Nary a mention of murder simulators, sniper mode or thousands of zombie-eyed children wholly unable to be responsible for their actions.
So once again, Thompson mentions something that doesn't really support his hypotheses at all.
Someone might, at some point, bring up the Anderson & Dill study, "Video Games and Aggressive Thoughts, Feelings, and Behavior in the Laboratory and in Life." You can find a copy of it here. I especially would direct people to the 'Video Games and Aggression: Experimental Work' section, which cites other studies and reviews their conclusions.
I would urge you, also, to review these notes on the study, which point out some problems with the research methods (which are, often, inevitable, but must be made apparent).
The most glaring thing I've found, from reading these studies, is that they are notoriously difficult to summarize. People like Thompson (and Grossman) seem just to take the titles and make up whatever conclusions suit their cause.
I love Thompson's final few paragraphs on his site. He claims his only target is marketing standards, but it's clear by his actions that he stands on the forefront of a massive censorship effort, whether purposefully or simply by fueling the fire. Painting himself as a freedom advocate, he gleefully seeks to push blame on a thing, thereby removing responsibility from the perpetrators. His attacks on the ESRB and the ESA are characterized by ad hominem fallacies.
Yes, I can see his agenda is protecting our freedom.

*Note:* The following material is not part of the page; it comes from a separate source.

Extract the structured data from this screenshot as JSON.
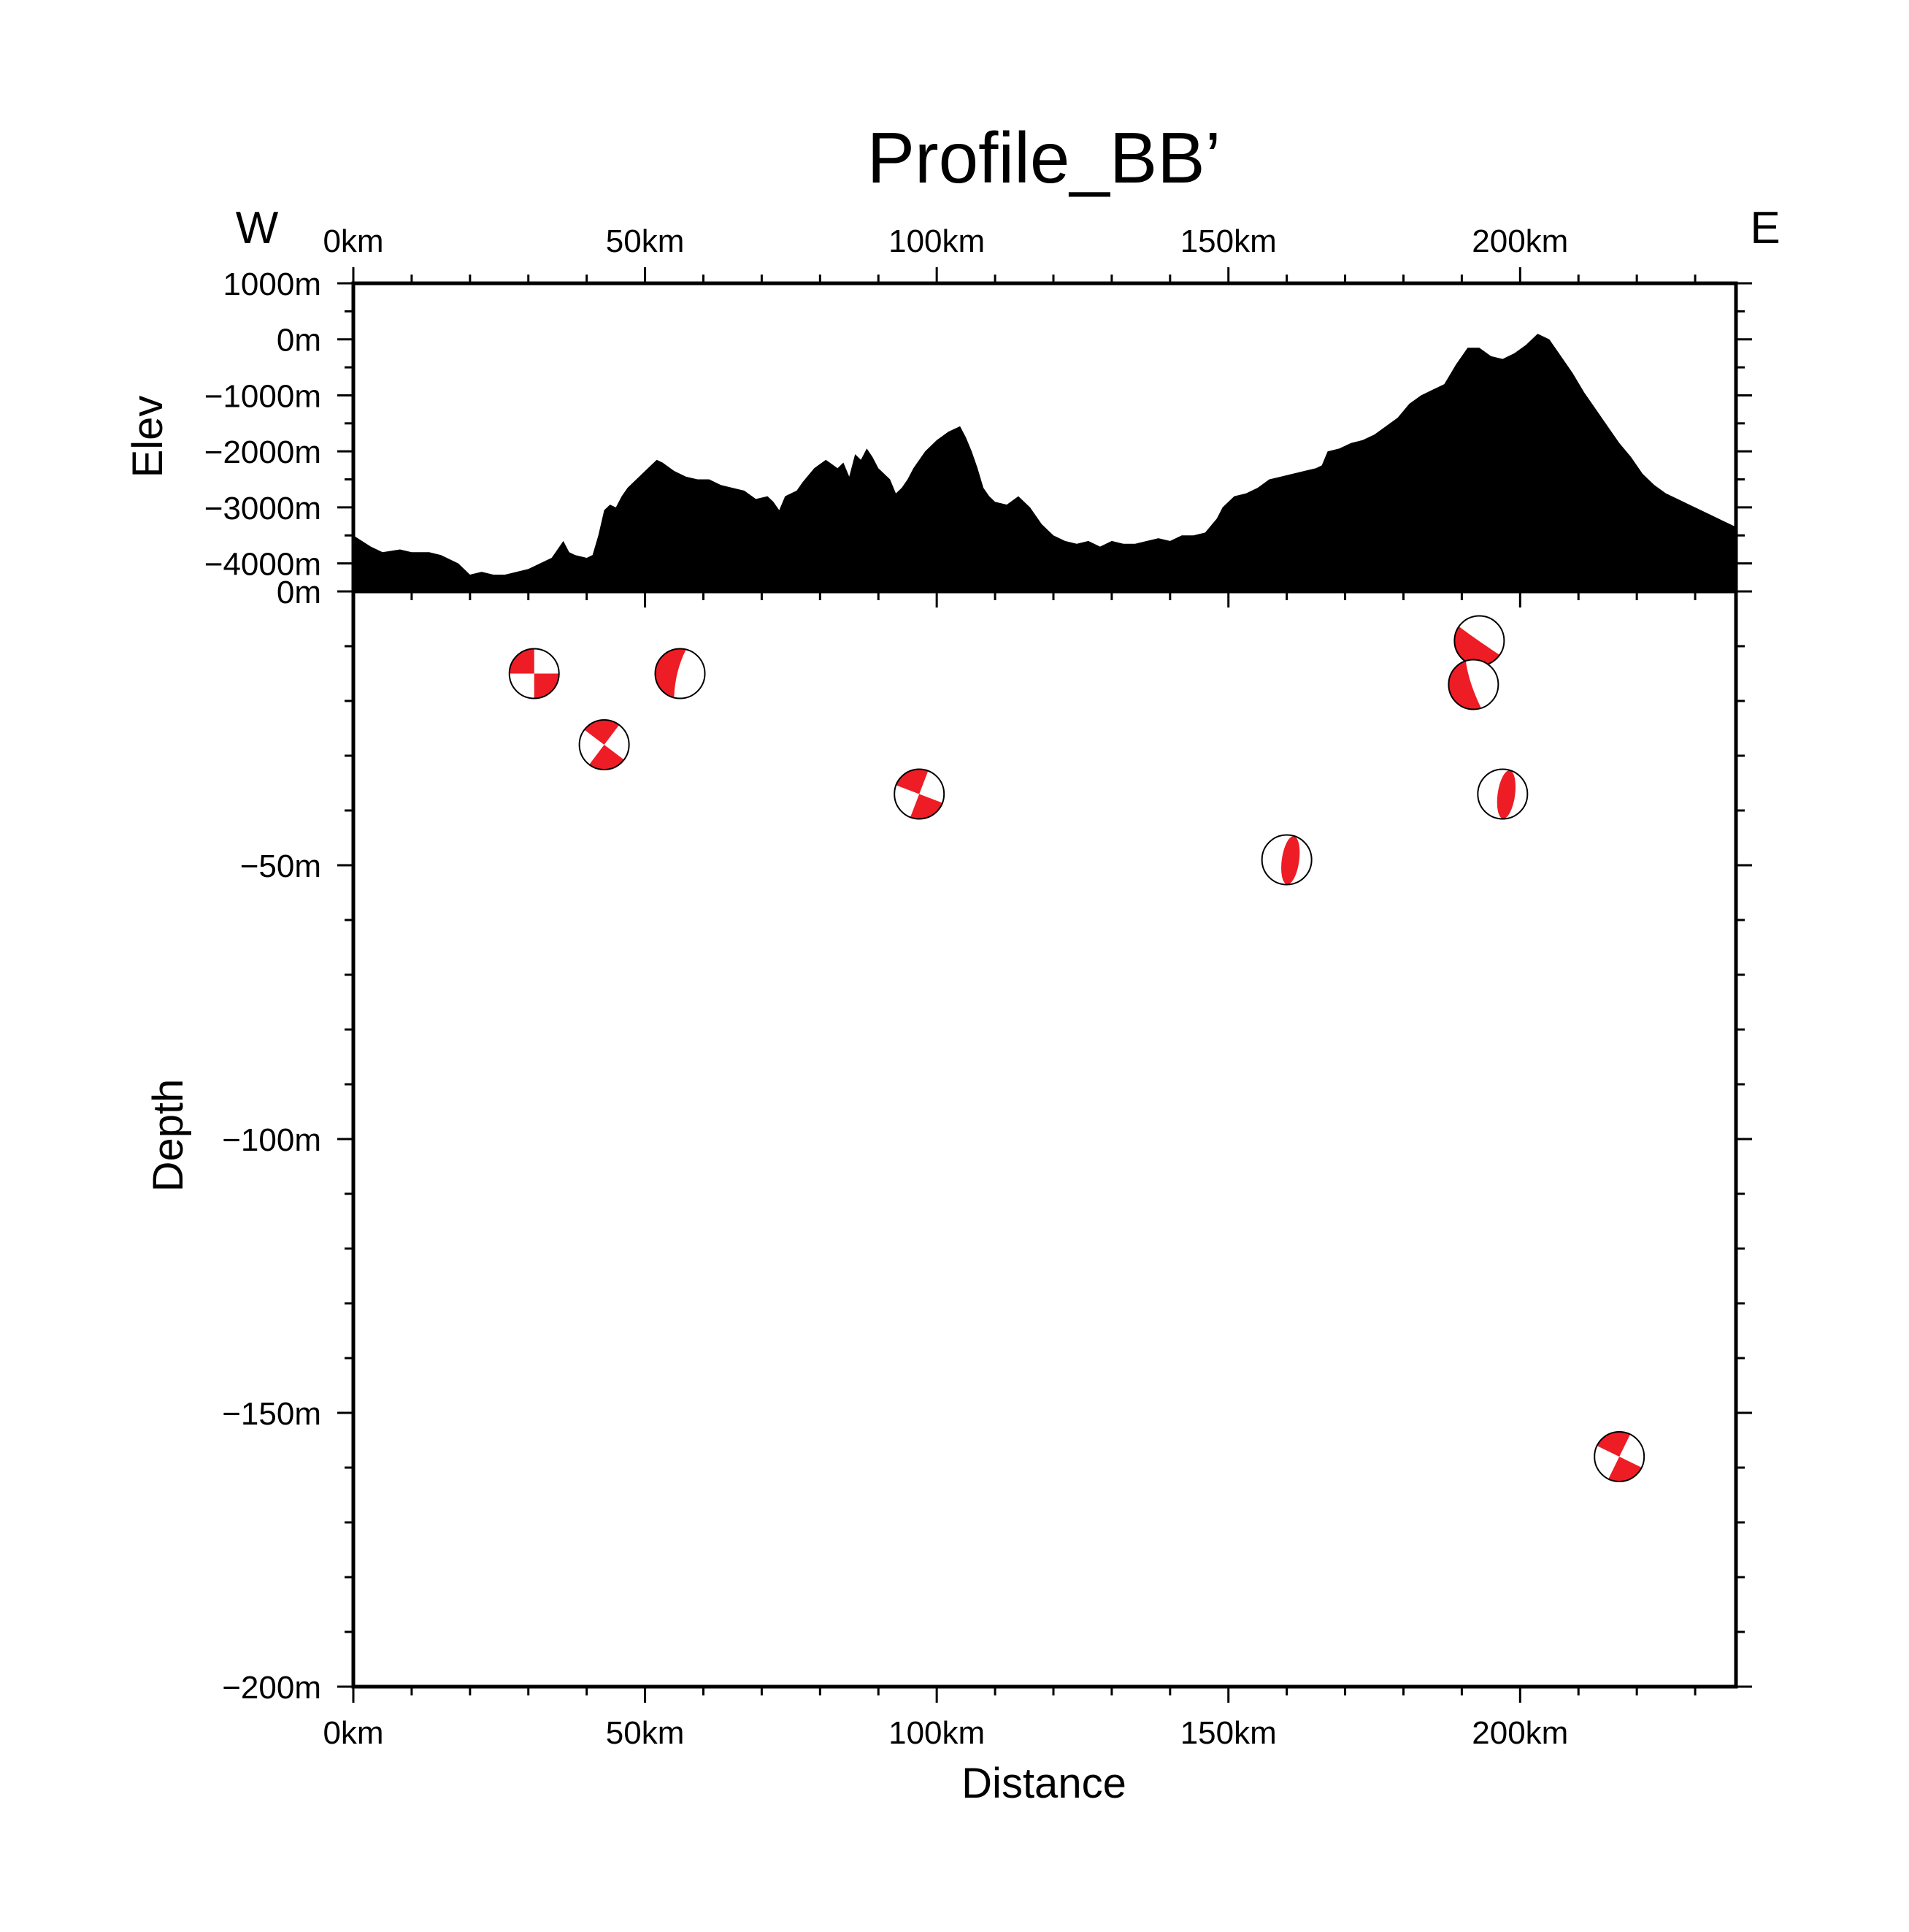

Here's something I've wondered. If violent media is desensitizing people to violence, how does that encourage violence? The common metaphor is that it acts like an addictive drug - you need higher doses to become stimulated. But that's a false metaphor. Studies are inconclusive concerning exactly how violent images affect neurochemistry. There are other environmental, genetic and neurochemical/neuroanatomical factors to consider.
For all we know, the excitement caused by playing a violent video game may be the equivalent of beating a sack of potatoes - release of tension.
And even the Anderson & Dill study said there was a clear difference between excitement and aggression, and that often it was difficult to tell which was at work while playing a videogame (both at the same time being possible, and in all different amounts, and possibly divisible into sub-types -- you can see how tricky a subject this can be).
As for escalating youth violence . . . well, maybe the March 26, 2002 Gallup Poll article titled "These young people today. . ." can provide some insight:
"American teens can be easy scapegoats for media outlets looking for simple angles on social problems. A new report by the Casey Journalism Center on Children and Families scrutinized TV and newspaper stories regarding children and teens over a three-month period and found that more than 90% focused on the "quick-hit" stories of crime and violence or abuse and neglect among today's youth."
Wondering where the report cited resides? Why don't you point your browser here. It's telling that this report discusses how seldom these "quick-hit" stories actually provide any contextual information.*
I wonder how many mentioned videogames.
Yes, Columbine happened because some kids "obsessively trained on Doom." Here they are practicing safe and responsible gun ownership. Just let me suggest that somehow, in some way, their access to guns might have facilitated the tragedy, and I'll have crazies on my ass from hell to breakfast.
Nope, it was definitely videogames.
*I am not attempting to establish a direct correlation between this study and any of the videogame-related topics I've discussed. I only thought it was interesting that youth violence is often considered "epidemic" and that 90% of news stories about children focused on crime, violence, abuse or neglect. Perception shapes reality.